Polak walczący w Ukrainie: Czasiw Jar to piekło na ziemi

radio.lublin.pl 1 tydzień temu

Armia rosyjska cały czas podejmuje próby zajęcia miejscowości Czasiw Jar w obwodzie donieckim. Zdaniem analityków, przełamanie linii obrony w tym miejscu oznaczałoby otwarcie drogi do strategicznych miast: Konstantynówki i Kramatorska, a w konsekwencji możliwość zajęcia całego Donbasu przez Rosjan.

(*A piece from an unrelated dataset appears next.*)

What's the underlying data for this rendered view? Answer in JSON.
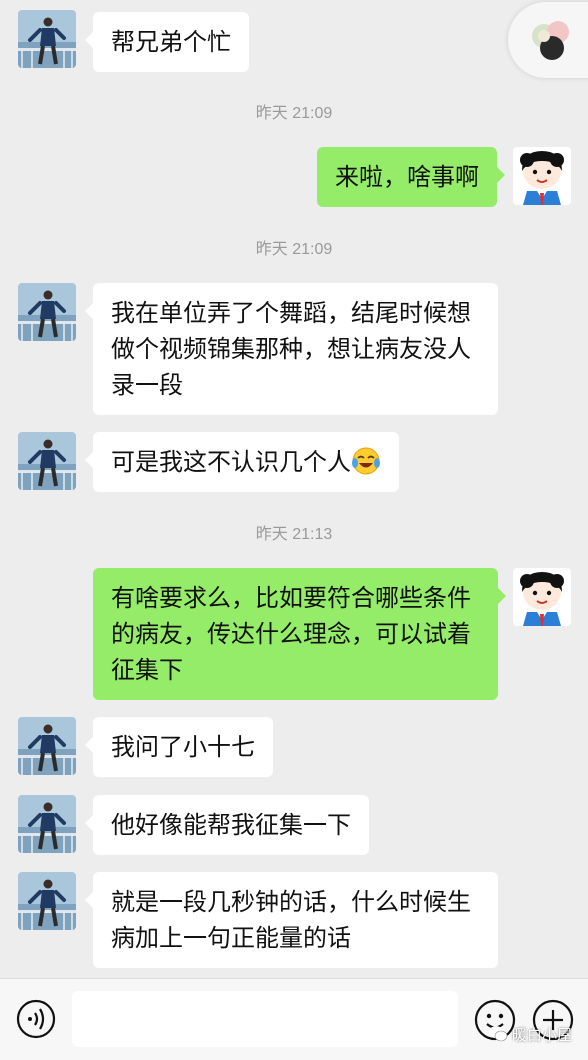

Rosjanie rzucili swoje jednostki elitarne na ten kierunek mówi Polak, ps. „Bober”, walczący w Międzynarodowym Legionie Głównego Zarządu Wywiadu Ministerstwa Obrony Ukrainy. – Wbrew wszelkim opowieściom, iż toczą się tam walki miejskie, rosyjska noga tam nie postała. Miasto jest bez przerwy bombardowane. Rosja nie weszła do Czasiw Jaru, nie wpuściliśmy ich. Czasiw Jar to piekło na ziemi. Osoba cywilna, która by tam trafiła i widziała wojnę po raz pierwszy, na pewno doznałaby ogromnego szoku. W Czasiw Jarze nie ma ani jednego budynku, który nie byłby zniszczony, rozbity, częściowo lub całkowicie wypalony albo zburzony.

Wcześniej dowódca Zbrojnych Sił Ukrainy generał Oleksandr Syrski oświadczył, iż Rosjanie będą próbować zająć to miasto do 9 maja. Tego dnia w Rosji jest obchodzony Dzień Zwycięstwa.